Futurama continues to be “back” in Futurama: Volume 6, now available. The crew from Planet Express continue their spoof on all manner of science fiction and popular culture, which admittedly is a difficult pairing. And with Volume 6, we see the writers struggle a bit with how to properly balance the needs of both. Although the show has always been a safe haven for those more inclined to nerd culture, some of the references in these episodes reveal a tension with how to both pump up the geek while overall just keeping things funny and moving briskly.

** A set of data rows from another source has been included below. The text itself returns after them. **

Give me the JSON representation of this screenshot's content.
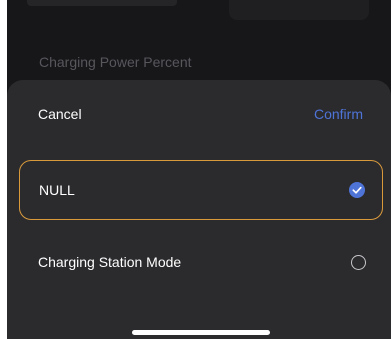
{
  "background": {
    "setting_label": "Charging Power Percent"
  },
  "sheet": {
    "cancel_label": "Cancel",
    "confirm_label": "Confirm",
    "options": [
      {
        "label": "NULL",
        "selected": true
      },
      {
        "label": "Charging Station Mode",
        "selected": false
      }
    ]
  },
  "colors": {
    "accent": "#4f74d8",
    "selection_border": "#d99a3c",
    "sheet_background": "#2b2b2e",
    "page_background": "#17171a"
  }
}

In fact, this volume is almost split in half between episodes that are more all-purpose (such as “The Silence of the Clamps” and “Benderama”) and those that are trying a bit too hard to force a theme (“Mobius Dick” comes immediately to mind). Things are still overall positive, and even the episodes which labor a little too much are enjoyable, simply struggling when held up to better examples. But at the same time the show feels like it’s growing. With episodes like “Overclockwise” and the finale “Reincarnation,” we see the animation and ideas both branching out and trying new things. Some hit better than others, but it’s this growing phase that hopefully means the series is trying to find new ways to expand, in order to further its longevity.
Bonus features on Futurama sets have always seemed like an afterthought, and Volume 6 is no exception. They are requisite and forgettable (and fairly brief — not counting the episode commentaries). Of most interest will probably be the episode commentaries for all episodes in the set, delivered by a revolving round-table group of cast and crew. Deleted scenes (14:54) are broken up between the two discs of the set. A few are actually in finished form, but most are storyboard animatics extended on to portions of final scenes to provide some context. Several are quite good, but also heavily favor certain episodes which just seemed to run long.
There are three featurette videos included. The first is “Professor Farnsworth’s ‘Science of a Scene’” (17:10), which is more of a standard making-of — detailing some of the steps involved with a scene from “Overclockwise” — bookended by voiceovers from Professor Farnsworth. Next up is “Reincarnation Explained” (6:46), where director Peter Avanzino discusses the inspiration behind the different animation styles used in the season finale. Finally, various crew members pitch in to answer fan questions in “Futurama F.A.Q. (Frequently Axed Questions)” (11:27), although, unfortunately answers are a bit corny and hit-and-miss as it looks like they were just made up on the spot.
The packaging is basically the same as Volume 5, with a cardboard slipcase housing a cardboard inlay for both discs. It’s not optimal and is highly prone to damaged artwork and scratchy discs, but I guess the “future-friendly” decision makers at Fox once again won out.
But the episodes themselves are the real draw here — and, for the most part, things still hold together well. Although not as immediate and energetic in pacing and humor as Volume 5, there are some real gems in this set. Some episodes often strive for higher nerd quotient and it’s usually at the expense of more general laughs (think of the four hiatus movies for an example). But hopefully the overriding balance of the past will be regained for the next season.